Only a minority of the CVD and RA patients had iron-positive alveolar macrophages; the 95th percentile of the median number of such cells was 5%. Fifty-three per cent of the patients in the vasculitis group had >5% iron-positive cells, with individual counts ranging up to 95%. Patients with iron-positive macrophages had more extensive disease, more frequent microhaematuria, a higher antineutrophil cytoplasmic antibody titre, a higher myeloperoxidase concentration in the BAL fluid and somewhat more frequent low-attenuation opacities in pulmonary high-resolution computed tomography than the patients with a low iron-positive cell count.

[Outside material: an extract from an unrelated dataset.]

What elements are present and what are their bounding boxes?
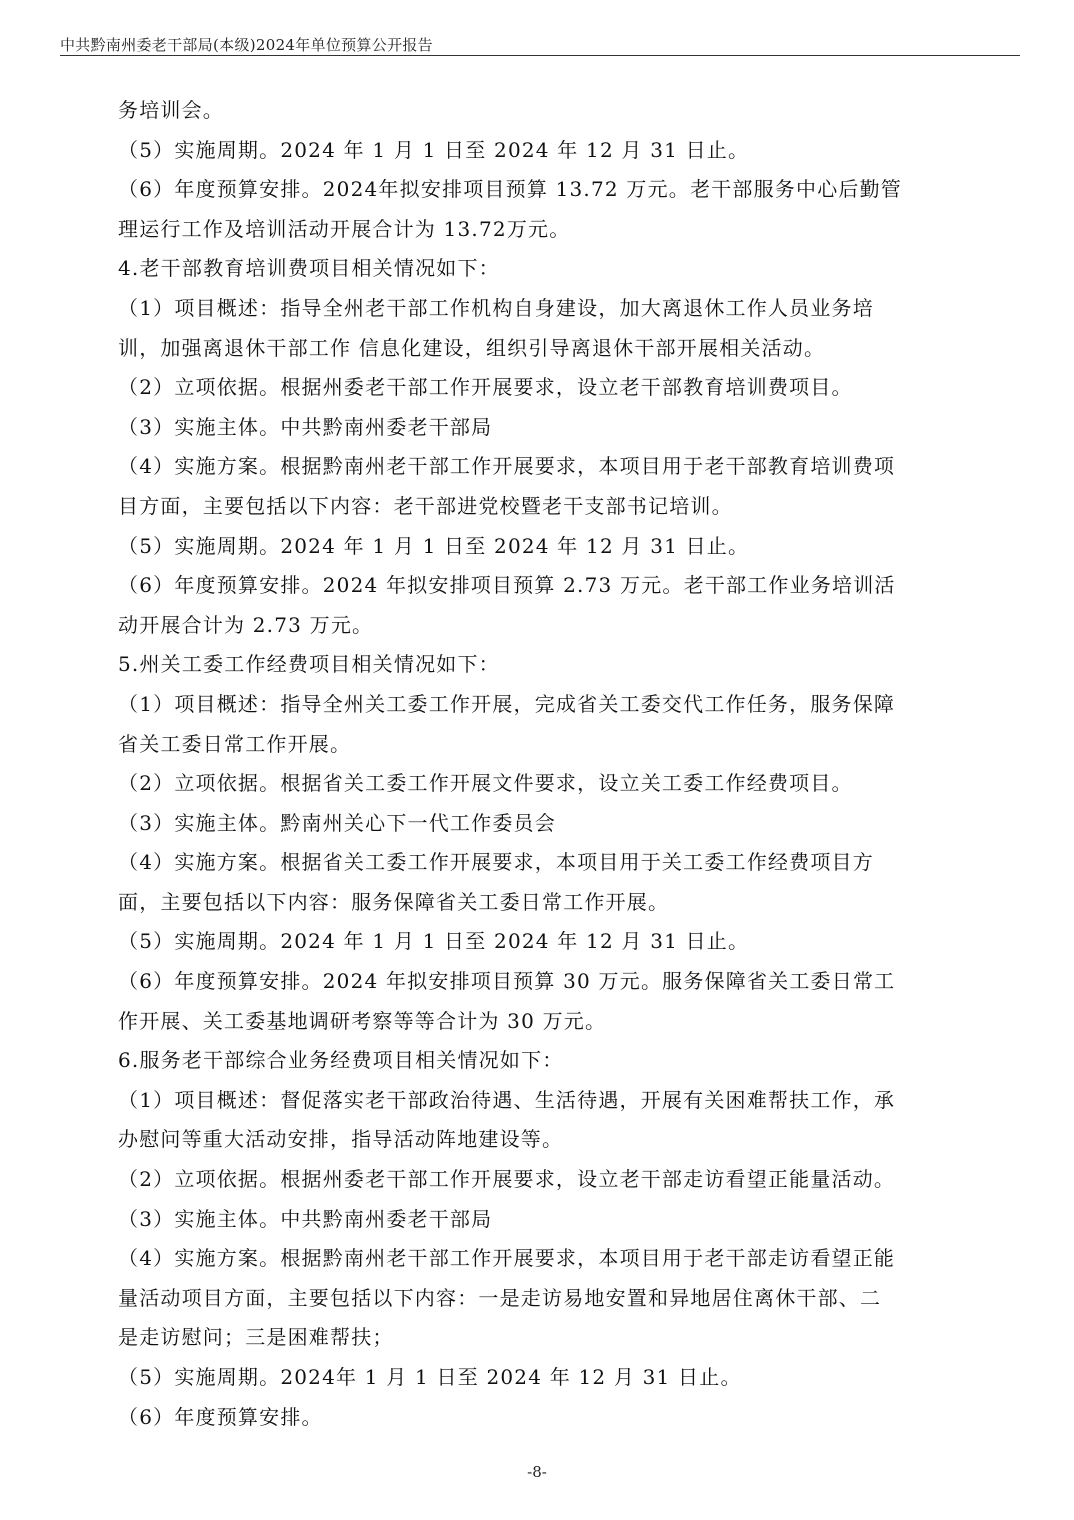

In conclusion, subclinical alveolar bleeding was, indeed, a common finding in antineutrophil cytoplasmic antibody-associated vasculitis, which distinguished these disorders from lung disease due to collagen vascular diseases or rheumatoid arthritis. Its association with indices of disease activity, although weak in this cross-sectional study, merits a longitudinal study of its value for the long-term monitoring of vasculitis patients.